И вдруг в светлую голову Аси закралась не менее светлая мысль. Если нечем укрыть, то всегда остается шанс подложить грелку! А что может быть лучшей грелкой, чем человеческое тело?
Ни на секунду не задумавшись, что же она делает, девушка сняла джинсы и свитер, оставшись в одной футболке, и скользнула под одеяло к Ольгерду. Аккуратно заставила его разогнуться и прижалась к нему. Закрыла глаза и сосредоточилась на одном-единственном желании — чтобы ее другу наконец стало легче.
Она представила, как лихорадка покидает каждую клеточку его тела, унося за собой температуру, ломоту, напряжение и усталость. Взамен она предоставляла ему свое тепло и заботу, свое нежное к нему отношение, свою мечту когда-нибудь заглянуть в его глаза и сказать, что он самый лучший на земле. Никогда раньше она не верила в силу подобного целительства, однако сейчас, оказавшись в почти безвыходной ситуации, не нашла ничего лучшего, кроме как положиться на инстинкты женщины, много веков оберегавшей (конечно, не явно, а очень осторожно и ненавязчиво) своего мужчину. Веки Аси все более и более наливались свинцом, пока наконец она не уснула, упираясь носом в затылок Ольгерда.
Она была рядом, она обнимала его, она согревала его своим теплом. Он прижимался к ней, молясь о том, чтобы это подольше не заканчивалось, чтобы это не оказалось сном, за пределами которого сторожит все та же одинокая беспросветная реальность. Ее руки властно давили на его плечи, напоминая ему, что не стоит и пытаться шевельнуться без разрешения.
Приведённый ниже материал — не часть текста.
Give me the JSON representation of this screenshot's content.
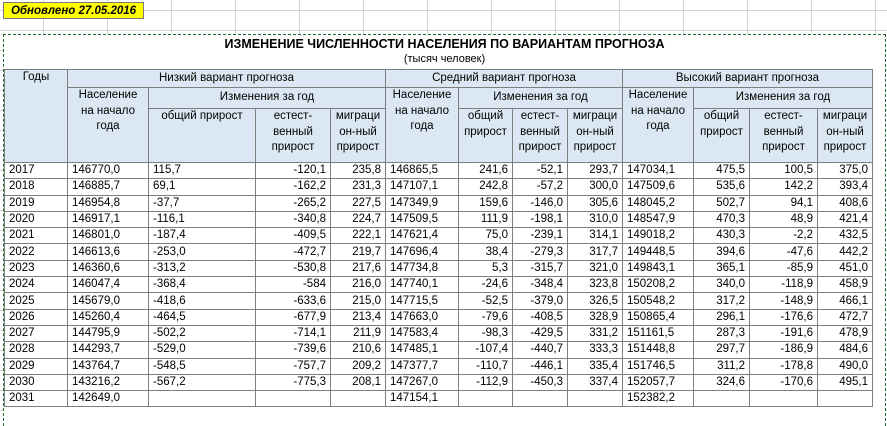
{
  "updated_label": "Обновлено 27.05.2016",
  "title": "ИЗМЕНЕНИЕ ЧИСЛЕННОСТИ НАСЕЛЕНИЯ ПО ВАРИАНТАМ ПРОГНОЗА",
  "subtitle": "(тысяч человек)",
  "headers": {
    "year": "Годы",
    "variant_low": "Низкий вариант прогноза",
    "variant_mid": "Средний вариант прогноза",
    "variant_high": "Высокий вариант прогноза",
    "pop_start": "Население на начало года",
    "changes": "Изменения за год",
    "total_low": "общий прирост",
    "total": "общий прирост",
    "natural": "естест-венный прирост",
    "migration": "миграци он-ный прирост"
  },
  "rows": [
    {
      "year": "2017",
      "low": [
        "146770,0",
        "115,7",
        "-120,1",
        "235,8"
      ],
      "mid": [
        "146865,5",
        "241,6",
        "-52,1",
        "293,7"
      ],
      "high": [
        "147034,1",
        "475,5",
        "100,5",
        "375,0"
      ]
    },
    {
      "year": "2018",
      "low": [
        "146885,7",
        "69,1",
        "-162,2",
        "231,3"
      ],
      "mid": [
        "147107,1",
        "242,8",
        "-57,2",
        "300,0"
      ],
      "high": [
        "147509,6",
        "535,6",
        "142,2",
        "393,4"
      ]
    },
    {
      "year": "2019",
      "low": [
        "146954,8",
        "-37,7",
        "-265,2",
        "227,5"
      ],
      "mid": [
        "147349,9",
        "159,6",
        "-146,0",
        "305,6"
      ],
      "high": [
        "148045,2",
        "502,7",
        "94,1",
        "408,6"
      ]
    },
    {
      "year": "2020",
      "low": [
        "146917,1",
        "-116,1",
        "-340,8",
        "224,7"
      ],
      "mid": [
        "147509,5",
        "111,9",
        "-198,1",
        "310,0"
      ],
      "high": [
        "148547,9",
        "470,3",
        "48,9",
        "421,4"
      ]
    },
    {
      "year": "2021",
      "low": [
        "146801,0",
        "-187,4",
        "-409,5",
        "222,1"
      ],
      "mid": [
        "147621,4",
        "75,0",
        "-239,1",
        "314,1"
      ],
      "high": [
        "149018,2",
        "430,3",
        "-2,2",
        "432,5"
      ]
    },
    {
      "year": "2022",
      "low": [
        "146613,6",
        "-253,0",
        "-472,7",
        "219,7"
      ],
      "mid": [
        "147696,4",
        "38,4",
        "-279,3",
        "317,7"
      ],
      "high": [
        "149448,5",
        "394,6",
        "-47,6",
        "442,2"
      ]
    },
    {
      "year": "2023",
      "low": [
        "146360,6",
        "-313,2",
        "-530,8",
        "217,6"
      ],
      "mid": [
        "147734,8",
        "5,3",
        "-315,7",
        "321,0"
      ],
      "high": [
        "149843,1",
        "365,1",
        "-85,9",
        "451,0"
      ]
    },
    {
      "year": "2024",
      "low": [
        "146047,4",
        "-368,4",
        "-584",
        "216,0"
      ],
      "mid": [
        "147740,1",
        "-24,6",
        "-348,4",
        "323,8"
      ],
      "high": [
        "150208,2",
        "340,0",
        "-118,9",
        "458,9"
      ]
    },
    {
      "year": "2025",
      "low": [
        "145679,0",
        "-418,6",
        "-633,6",
        "215,0"
      ],
      "mid": [
        "147715,5",
        "-52,5",
        "-379,0",
        "326,5"
      ],
      "high": [
        "150548,2",
        "317,2",
        "-148,9",
        "466,1"
      ]
    },
    {
      "year": "2026",
      "low": [
        "145260,4",
        "-464,5",
        "-677,9",
        "213,4"
      ],
      "mid": [
        "147663,0",
        "-79,6",
        "-408,5",
        "328,9"
      ],
      "high": [
        "150865,4",
        "296,1",
        "-176,6",
        "472,7"
      ]
    },
    {
      "year": "2027",
      "low": [
        "144795,9",
        "-502,2",
        "-714,1",
        "211,9"
      ],
      "mid": [
        "147583,4",
        "-98,3",
        "-429,5",
        "331,2"
      ],
      "high": [
        "151161,5",
        "287,3",
        "-191,6",
        "478,9"
      ]
    },
    {
      "year": "2028",
      "low": [
        "144293,7",
        "-529,0",
        "-739,6",
        "210,6"
      ],
      "mid": [
        "147485,1",
        "-107,4",
        "-440,7",
        "333,3"
      ],
      "high": [
        "151448,8",
        "297,7",
        "-186,9",
        "484,6"
      ]
    },
    {
      "year": "2029",
      "low": [
        "143764,7",
        "-548,5",
        "-757,7",
        "209,2"
      ],
      "mid": [
        "147377,7",
        "-110,7",
        "-446,1",
        "335,4"
      ],
      "high": [
        "151746,5",
        "311,2",
        "-178,8",
        "490,0"
      ]
    },
    {
      "year": "2030",
      "low": [
        "143216,2",
        "-567,2",
        "-775,3",
        "208,1"
      ],
      "mid": [
        "147267,0",
        "-112,9",
        "-450,3",
        "337,4"
      ],
      "high": [
        "152057,7",
        "324,6",
        "-170,6",
        "495,1"
      ]
    },
    {
      "year": "2031",
      "low": [
        "142649,0",
        "",
        "",
        ""
      ],
      "mid": [
        "147154,1",
        "",
        "",
        ""
      ],
      "high": [
        "152382,2",
        "",
        "",
        ""
      ]
    }
  ]
}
Ольгерд не открывал глаз. Он полностью отдался ощущениям, вспоминая, как это было раньше, когда она приходила посреди ночи, открывала дверь своим ключом и ложилась к нему. От нее всегда пахло ветром, холодом, лесом — всегда, даже летом. Он спрашивал, почему так, но она лишь ухмылялась и целовала его. Ее поцелуи всегда были горьки, яростны, стремительны. Она не признавала нежности и не терпела ее по отношению к себе. Сначала Ольгерду было сложно, но потом он привык. В конце концов, любовь — она штука такая, сложная.
Он глубоко вздохнул. И тут же широко распахнул глаза.
Запах был другой. Не ее. Теплее, слаще, домашнее. Это не она прижималась к нему.
Однако он даже сквозь джинсы чувствовал голые ноги девушки, взявшей на себя ее роль. Она что, предлагала ему себя? Она сошла с ума?!
Ольгерд аккуратно высвободился из объятий. В условиях узкого дивана это было сложно, если стараться не спихнуть Асю на пол, но у него все-таки получилось. Он повернулся и посмотрел на нее.
Она спала. Ее ресницы чуть подрагивали — наверное, ей что-то снилось… Может быть, что-то хорошее. Или же очередная смерть. Она говорила, что не хочет спать, потому что боится вновь увидеть ту свою одноклассницу, Дину, кажется. Неужели она с тех пор и не ложилась? Уже…
Ольгерд нахмурился. Он понял, что не знает, сколько он бродил где-то в глубинах подсознания. Кажется, он провалился ночью, когда вмешалась… Да, она приходила, она вмешалась — и он ушел. Давно он не уходил так глубоко, все время старался скользить по поверхности, считая, что главное — дождаться, а если он не дождется, то она очень сильно разозлится. Он позволял себе лишь немного подглядывать за ней, представляя, какой стала ее жизнь теперь, когда…
Нырнув слишком глубоко, он видел ее глазами. Нет, ему показали. Убийство ни в чем не виноватой старушки, разве что только слишком смелой — она говорила с ним, она шутила, она считала его своим внуком… Наверное, она его даже любила. За что и была наказана.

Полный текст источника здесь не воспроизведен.